Hookers and Demons
When a 19th Century hooker is denied a baptism for her child whom the father of is in question, the entire staff of the brothel where the woman worked many back-breaking hours renounces God and proceeds to have evil rituals. They do this by having sex with paying customers. They also cut off customer legs with axes, because all brothels should be equipped with such tools of the trade lest someone wants something a little kinky every now and again.
Fast forward to modern times and three highly stereotyped teen chicks and two guys are sentenced to house arrest at an abandoned mental institution. (That tired plot device. Again.) They have to clean the place up because sweeping will scare them straight so they won’t commit any more crimes. If they do a good job, their record is clean. If they don’t, it’s the electric chair. (Sorry, wishful thinking.)
Once inside, they start experiencing spooky things, like doors opening and shutting, people with gunk coming out of their mouths and maggots in the cookie dough. Two very convenient situations: the Day of the Dead is tomorrow, which means every dead person in that zip code gets to party. Secondly, the mental institution is built on the very tainted spot the evil brothel once stood. And if you didn’t see it coming, one of the chicks is a descendant of the evil house madam, Elodia. (That name sounds so made up.) These are what we call Lottery odds.

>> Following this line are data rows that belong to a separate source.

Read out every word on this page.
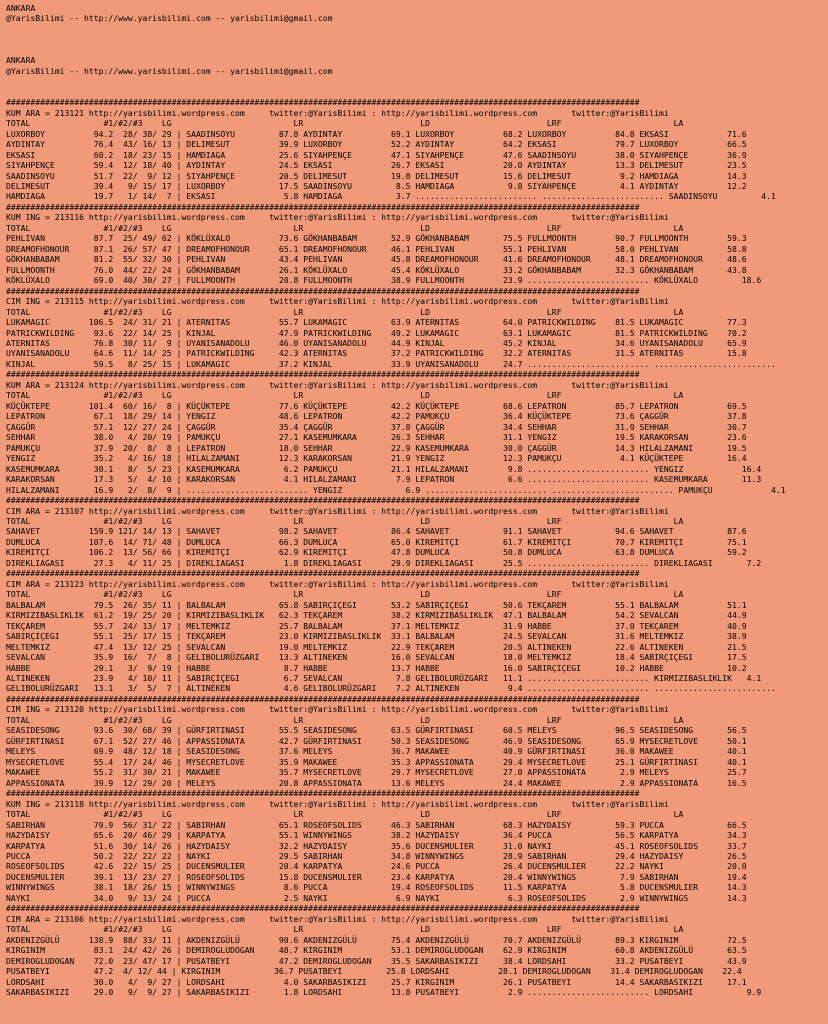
ANKARA
@YarisBilimi -- http://www.yarisbilimi.com -- yarisbilimi@gmail.com

ANKARA
@YarisBilimi -- http://www.yarisbilimi.com -- yarisbilimi@gmail.com

##################################################################################################################################
KUM ARA = 213121 http://yarisbilimi.wordpress.com     twitter:@YarisBilimi : http://yarisbilimi.wordpress.com       twitter:@YarisBilimi
TOTAL               #1/#2/#3    LG                         LR                        LD                        LRF                       LA
LUXORBOY          94.2  28/ 38/ 29 | SAADINSOYU         87.8 AYDINTAY          69.1 LUXORBOY          68.2 LUXORBOY          84.8 EKSASI            71.6
AYDINTAY          76.4  43/ 16/ 13 | DELIMESUT          39.9 LUXORBOY          52.2 AYDINTAY          64.2 EKSASI            79.7 LUXORBOY          66.5
EKSASI            60.2  18/ 23/ 15 | HAMDIAGA           25.6 SIYAHPENÇE        47.1 SIYAHPENÇE        47.6 SAADINSOYU        38.0 SIYAHPENÇE        36.9
SIYAHPENÇE        59.4  12/ 18/ 40 | AYDINTAY           24.5 EKSASI            26.7 EKSASI            20.0 AYDINTAY          13.3 DELIMESUT         23.5
SAADINSOYU        51.7  22/  9/ 12 | SIYAHPENÇE         20.5 DELIMESUT         19.8 DELIMESUT         15.6 DELIMESUT          9.2 HAMDIAGA          14.3
DELIMESUT         39.4   9/ 15/ 17 | LUXORBOY           17.5 SAADINSOYU         8.5 HAMDIAGA           9.8 SIYAHPENÇE         4.1 AYDINTAY          12.2
HAMDIAGA          19.7   1/ 14/  7 | EKSASI              5.8 HAMDIAGA           3.7 ......................... ......................... SAADINSOYU         4.1
##################################################################################################################################
KUM ING = 213116 http://yarisbilimi.wordpress.com     twitter:@YarisBilimi : http://yarisbilimi.wordpress.com       twitter:@YarisBilimi
TOTAL               #1/#2/#3    LG                         LR                        LD                        LRF                       LA
PEHLIVAN          87.7  25/ 49/ 62 | KÖKLÜXALO          73.6 GÖKHANBABAM       52.9 GÖKHANBABAM       75.5 FULLMOONTH        90.7 FULLMOONTH        59.3
DREAMOFHONOUR     87.1  26/ 57/ 47 | DREAMOFHONOUR      65.1 DREAMOFHONOUR     46.1 PEHLIVAN          55.1 PEHLIVAN          58.0 PEHLIVAN          58.8
GÖKHANBABAM       81.2  55/ 32/ 30 | PEHLIVAN           43.4 PEHLIVAN          45.8 DREAMOFHONOUR     41.6 DREAMOFHONOUR     48.1 DREAMOFHONOUR     48.6
FULLMOONTH        76.0  44/ 22/ 24 | GÖKHANBABAM        26.1 KÖKLÜXALO         45.4 KÖKLÜXALO         33.2 GÖKHANBABAM       32.3 GÖKHANBABAM       43.8
KÖKLÜXALO         69.0  40/ 30/ 27 | FULLMOONTH         20.8 FULLMOONTH        38.9 FULLMOONTH        23.9 ......................... KÖKLÜXALO         18.6
##################################################################################################################################
CIM ING = 213115 http://yarisbilimi.wordpress.com     twitter:@YarisBilimi : http://yarisbilimi.wordpress.com       twitter:@YarisBilimi
TOTAL               #1/#2/#3    LG                         LR                        LD                        LRF                       LA
LUKAMAGIC        106.5  24/ 31/ 21 | ATERNITAS          55.7 LUKAMAGIC         63.9 ATERNITAS         64.0 PATRICKWILDING    81.5 LUKAMAGIC         77.3
PATRICKWILDING    93.6  22/ 14/ 25 | KINJAL             47.9 PATRICKWILDING    49.2 LUKAMAGIC         63.1 LUKAMAGIC         81.5 PATRICKWILDING    70.2
ATERNITAS         76.8  30/ 11/  9 | UYANISANADOLU      46.0 UYANISANADOLU     44.9 KINJAL            45.2 KINJAL            34.6 UYANISANADOLU     65.9
UYANISANADOLU     64.6  11/ 14/ 25 | PATRICKWILDING     42.3 ATERNITAS         37.2 PATRICKWILDING    32.2 ATERNITAS         31.5 ATERNITAS         15.8
KINJAL            59.5   8/ 25/ 15 | LUKAMAGIC          37.2 KINJAL            33.9 UYANISANADOLU     24.7 ......................... .........................
##################################################################################################################################
KUM ARA = 213124 http://yarisbilimi.wordpress.com     twitter:@YarisBilimi : http://yarisbilimi.wordpress.com       twitter:@YarisBilimi
TOTAL               #1/#2/#3    LG                         LR                        LD                        LRF                       LA
KÜÇÜKTEPE        101.4  60/ 16/  8 | KÜÇÜKTEPE          77.6 KÜÇÜKTEPE         42.2 KÜÇÜKTEPE         68.6 LEPATRON          85.7 LEPATRON          69.5
LEPATRON          67.1  18/ 29/ 14 | YENGIZ             48.6 LEPATRON          42.2 PAMUKÇU           36.4 KÜÇÜKTEPE         73.6 ÇAGGÜR            37.8
ÇAGGÜR            57.1  12/ 27/ 24 | ÇAGGÜR             35.4 ÇAGGÜR            37.8 ÇAGGÜR            34.4 SEHHAR            31.9 SEHHAR            30.7
SEHHAR            38.0   4/ 20/ 19 | PAMUKÇU            27.1 KASEMUMKARA       26.3 SEHHAR            31.1 YENGIZ            19.5 KARAKORSAN        23.6
PAMUKÇU           37.9  20/  8/  8 | LEPATRON           18.0 SEHHAR            22.9 KASEMUMKARA       30.0 ÇAGGÜR            14.3 HILALZAMANI       19.5
YENGIZ            35.2   4/ 16/ 18 | HILALZAMANI        12.3 KARAKORSAN        21.9 YENGIZ            12.3 PAMUKÇU            4.1 KÜÇÜKTEPE         16.4
KASEMUMKARA       30.1   8/  5/ 23 | KASEMUMKARA         6.2 PAMUKÇU           21.1 HILALZAMANI        9.8 ......................... YENGIZ            16.4
KARAKORSAN        17.3   5/  4/ 10 | KARAKORSAN          4.1 HILALZAMANI        7.9 LEPATRON           6.6 ......................... KASEMUMKARA       11.3
HILALZAMANI       16.9   2/  8/  9 | ......................... YENGIZ             6.9 ......................... ......................... PAMUKÇU            4.1
##################################################################################################################################
CIM ARA = 213107 http://yarisbilimi.wordpress.com     twitter:@YarisBilimi : http://yarisbilimi.wordpress.com       twitter:@YarisBilimi
TOTAL               #1/#2/#3    LG                         LR                        LD                        LRF                       LA
SAHAVET          159.9 121/ 14/ 13 | SAHAVET            98.2 SAHAVET           86.4 SAHAVET           91.1 SAHAVET           94.6 SAHAVET           87.6
DUMLUCA          107.6  14/ 71/ 48 | DUMLUCA            66.3 DUMLUCA           65.0 KIREMITÇI         61.7 KIREMITÇI         70.7 KIREMITÇI         75.1
KIREMITÇI        106.2  13/ 56/ 66 | KIREMITÇI          62.9 KIREMITÇI         47.8 DUMLUCA           50.8 DUMLUCA           63.8 DUMLUCA           59.2
DIREKLIAGASI      27.3   4/ 11/ 25 | DIREKLIAGASI        1.8 DIREKLIAGASI      29.9 DIREKLIAGASI      25.5 ......................... DIREKLIAGASI       7.2
##################################################################################################################################
CIM ARA = 213123 http://yarisbilimi.wordpress.com     twitter:@YarisBilimi : http://yarisbilimi.wordpress.com       twitter:@YarisBilimi
TOTAL               #1/#2/#3    LG                         LR                        LD                        LRF                       LA
BALBALAM          79.5  26/ 35/ 11 | BALBALAM           65.8 SABIRÇIÇEGI       53.2 SABIRÇIÇEGI       50.6 TEKÇAREM          55.1 BALBALAM          51.1
KIRMIZIBASLIKLIK  61.2  19/ 25/ 20 | KIRMIZIBASLIKLIK   62.3 TEKÇAREM          38.2 KIRMIZIBASLIKLIK  47.1 BALBALAM          54.2 SEVALCAN          44.9
TEKÇAREM          55.7  24/ 13/ 17 | MELTEMKIZ          25.7 BALBALAM          37.1 MELTEMKIZ         31.9 HABBE             37.0 TEKÇAREM          40.9
SABIRÇIÇEGI       55.1  25/ 17/ 15 | TEKÇAREM           23.0 KIRMIZIBASLIKLIK  33.1 BALBALAM          24.5 SEVALCAN          31.6 MELTEMKIZ         38.9
MELTEMKIZ         47.4  13/ 12/ 25 | SEVALCAN           19.0 MELTEMKIZ         22.9 TEKÇAREM          20.5 ALTINEKEN         22.6 ALTINEKEN         21.5
SEVALCAN          35.9  16/  7/  8 | GELIBOLURÜZGARI    13.3 ALTINEKEN         16.0 SEVALCAN          18.0 MELTEMKIZ         18.4 SABIRÇIÇEGI       17.5
HABBE             29.1   3/  9/ 19 | HABBE               8.7 HABBE             13.7 HABBE             16.0 SABIRÇIÇEGI       10.2 HABBE             10.2
ALTINEKEN         23.9   4/ 10/ 11 | SABIRÇIÇEGI         6.7 SEVALCAN           7.8 GELIBOLURÜZGARI   11.1 ......................... KIRMIZIBASLIKLIK   4.1
GELIBOLURÜZGARI   13.1   3/  5/  7 | ALTINEKEN           4.6 GELIBOLURÜZGARI    7.2 ALTINEKEN          9.4 ......................... .........................
##################################################################################################################################
CIM ING = 213120 http://yarisbilimi.wordpress.com     twitter:@YarisBilimi : http://yarisbilimi.wordpress.com       twitter:@YarisBilimi
TOTAL               #1/#2/#3    LG                         LR                        LD                        LRF                       LA
SEASIDESONG       93.6  30/ 68/ 39 | GÜRFIRTINASI       55.5 SEASIDESONG       63.5 GÜRFIRTINASI      60.5 MELEYS            96.5 SEASIDESONG       56.5
GÜRFIRTINASI      67.1  52/ 27/ 46 | APPASSIONATA       42.7 GÜRFIRTINASI      50.3 SEASIDESONG       46.9 SEASIDESONG       65.9 MYSECRETLOVE      50.1
MELEYS            69.9  48/ 12/ 18 | SEASIDESONG        37.6 MELEYS            36.7 MAKAWEE           40.9 GÜRFIRTINASI      36.0 MAKAWEE           40.1
MYSECRETLOVE      55.4  17/ 24/ 46 | MYSECRETLOVE       35.9 MAKAWEE           35.3 APPASSIONATA      29.4 MYSECRETLOVE      25.1 GÜRFIRTINASI      40.1
MAKAWEE           55.2  31/ 30/ 21 | MAKAWEE            35.7 MYSECRETLOVE      29.7 MYSECRETLOVE      27.0 APPASSIONATA       2.9 MELEYS            25.7
APPASSIONATA      39.9  12/ 29/ 20 | MELEYS             20.8 APPASSIONATA      13.6 MELEYS            24.4 MAKAWEE            2.9 APPASSIONATA      16.5
##################################################################################################################################
KUM ING = 213118 http://yarisbilimi.wordpress.com     twitter:@YarisBilimi : http://yarisbilimi.wordpress.com       twitter:@YarisBilimi
TOTAL               #1/#2/#3    LG                         LR                        LD                        LRF                       LA
SABIRHAN          79.9  56/ 31/ 22 | SABIRHAN           65.1 ROSEOFSOLIDS      46.3 SABIRHAN          68.3 HAZYDAISY         59.3 PUCCA             66.5
HAZYDAISY         65.6  20/ 46/ 29 | KARPATYA           55.1 WINNYWINGS        38.2 HAZYDAISY         36.4 PUCCA             56.5 KARPATYA          34.3
KARPATYA          51.6  30/ 14/ 26 | HAZYDAISY          32.2 HAZYDAISY         35.6 DUCENSMULIER      31.0 NAYKI             45.1 ROSEOFSOLIDS      33.7
PUCCA             50.2  22/ 22/ 22 | NAYKI              29.5 SABIRHAN          34.8 WINNYWINGS        28.9 SABIRHAN          29.4 HAZYDAISY         26.5
ROSEOFSOLIDS      42.6  22/ 15/ 25 | DUCENSMULIER       20.4 KARPATYA          24.6 PUCCA             26.4 DUCENSMULIER      22.2 NAYKI             20.0
DUCENSMULIER      39.1  13/ 23/ 27 | ROSEOFSOLIDS       15.8 DUCENSMULIER      23.4 KARPATYA          20.4 WINNYWINGS         7.9 SABIRHAN          19.4
WINNYWINGS        38.1  18/ 26/ 15 | WINNYWINGS          8.6 PUCCA             19.4 ROSEOFSOLIDS      11.5 KARPATYA           5.8 DUCENSMULIER      14.3
NAYKI             34.0   9/ 13/ 24 | PUCCA               2.5 NAYKI              6.9 NAYKI              6.3 ROSEOFSOLIDS       2.9 WINNYWINGS        14.3
##################################################################################################################################
CIM ARA = 213106 http://yarisbilimi.wordpress.com     twitter:@YarisBilimi : http://yarisbilimi.wordpress.com       twitter:@YarisBilimi
TOTAL               #1/#2/#3    LG                         LR                        LD                        LRF                       LA
AKDENIZGÜLÜ      138.9  88/ 33/ 11 | AKDENIZGÜLÜ        90.6 AKDENIZGÜLÜ       75.4 AKDENIZGÜLÜ       70.7 AKDENIZGÜLÜ       89.3 KIRGINIM          72.5
KIRGINIM          83.1  24/ 42/ 26 | DEMIROGLUDOGAN     48.7 KIRGINIM          53.1 DEMIROGLUDOGAN    62.9 KIRGINIM          60.8 AKDENIZGÜLÜ       63.5
DEMIROGLUDOGAN    72.0  23/ 47/ 17 | PUSATBEYI          47.2 DEMIROGLUDOGAN    35.5 SAKARBASIKIZI     38.4 LORDSAHI          33.2 PUSATBEYI         43.9
PUSATBEYI         47.2  4/ 12/ 44 | KIRGINIM           36.7 PUSATBEYI         25.8 LORDSAHI          28.1 DEMIROGLUDOGAN    31.4 DEMIROGLUDOGAN    22.4
LORDSAHI          30.0   4/  9/ 27 | LORDSAHI            4.0 SAKARBASIKIZI     25.7 KIRGINIM          26.1 PUSATBEYI         14.4 SAKARBASIKIZI     17.1
SAKARBASIKIZI     29.0   9/  9/ 27 | SAKARBASIKIZI       1.8 LORDSAHI          13.8 PUSATBEYI          2.9 ......................... LORDSAHI           9.9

Throw in two priests: one who knows the girl’s past, the other from Mexico and having only one eye. The basement floor glows red when something is about to happen. This evil-meter also emits spook smoke. One by one the teens are either possessed and ripping out spines, or screaming and running for their worthless lives. The best part of Demon Slayer (2003) other than the flagrant (but welcome) display of bare boobies: one possessed chick opens her mouth and a HUGE spider crawls out. Worst part: the rest of the movie.